15. Elbistan’da Yanmışlar Mescidi
I. İzzeddin Keykvus (1211-1220), Müslümanların sefer ve ticaret yolarını vurup yağmalara katılan Ermenileri tedib etmek için Eyyubilerden yardım talebinde bulunmuş ama karşılık görmemişti. Bu yüzden Kilikya yol emniyetini sağladıktan ve Ermenileri kendisine metbu yaptıktan sonra Eyubiler üzerine bir sefer düzenlemek istiyordu. 1218 yılında Halep hükümdarı Melikü’z-Zahir’in ölümü üzerine yerine üç yaşındaki oğlu Melikü’l Aziz geçirilip iktidar sahibi olarak bu çocuğun atabeyliğine getirilen Şihabeddin Tuğrul’a muhalif olan Eyyubi komutanların bazıları I. İzzedddin Keykâvus’a başvurarak Halep’e davet ediyorlardı. Dımaşk Eyyübi hükümdarı Melikü’l-Eşref ve diğer Eyyübi melikleri de Halep’i ele geçirmek istiyorlardı. I. İzzeddin Keykvus da fırsatı değerlendirmek üzere bu şehir üzerine sefere çıkmaya karar verir. Maraş Emiri Nusretüddin Hasan Bey, I. İzzeddin Keykvus’un l2l8’de düzenlediği Halep seferine de katılır. Başlangıçta tüm şartlar sultanın lehine cereyan ediyorudu. Anadolu Selçuklu Sultanı ordusunu Elbistan’da toplayıp Haleb üzerine büyük bir ordu ile yürüdü.

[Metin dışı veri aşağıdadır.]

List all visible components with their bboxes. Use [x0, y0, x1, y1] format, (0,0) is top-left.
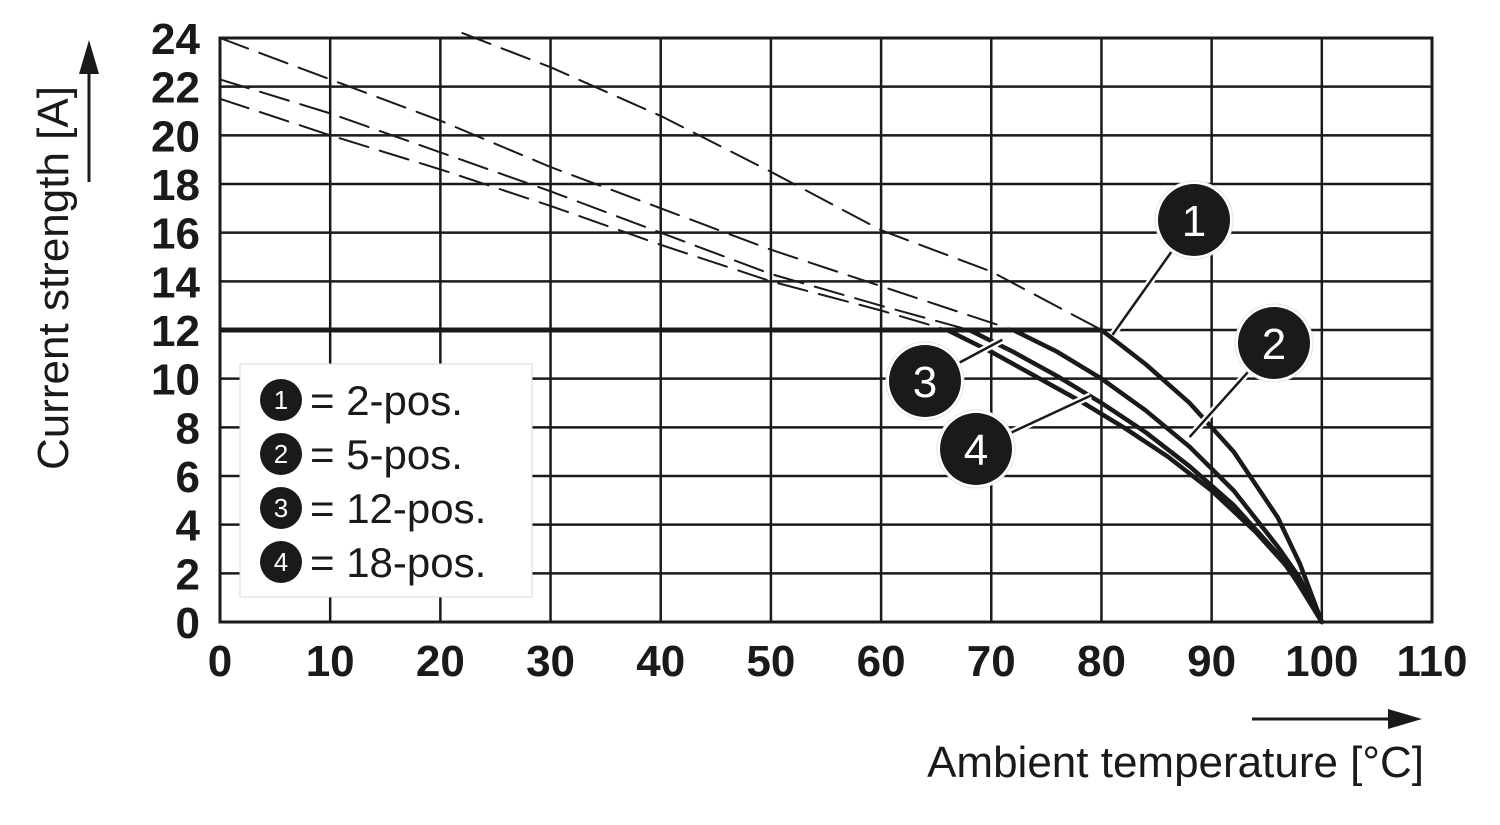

Maraş Emiri Nusretüddin Hasan Bey’i de kendisi o bölgeye gelinceye kadar, tüm askeri techizatı ve başta mancınıklar olmak üzere kale kuşatma araçlarını tedarik etmesini emretti. Bu arada diplomatik bir manevra da yaparak Halep ve kuzeyindeki şehirler alındığı takdirde ona verileceği konusunda Selahaddin Eyyübi’nin oğlu Samsat hükümdarı Melik’ül-Efdal ile ittifak yaptı. Urfa ve Harran bölgesi de Selçuklulara bırakılacaktı. (M. Halil Yinanç)
Sultan Halep’e ordusuyla tahminlere göre Elbistan-Akçaderbend-Hades yolunu takip ederek Halep Eyyübilerine bağlı Merzuban (yavuzeli)’a ulaşıp hemen teslim alır. Ardından Raban’ı düşürür. Burası önce ittifak gereği Samsat hükümdarı Melikü’l-Efdal’e verildiyse de daha sonra onun Selçuklu ittifakından ayrılması üzerine Maraş emiri Nusretüddin Hasan Bey’in adını bilmediğimiz bir damadına verilir. Derbsak Kalesi komutanı Alamaddin Kayşar az-Zahiri’ye de Elbistan Valiliği tevcih edildi. Elbistan’daki Alem Bey Köyü bu emirin adını almıştır. (M. Halil Yinanç)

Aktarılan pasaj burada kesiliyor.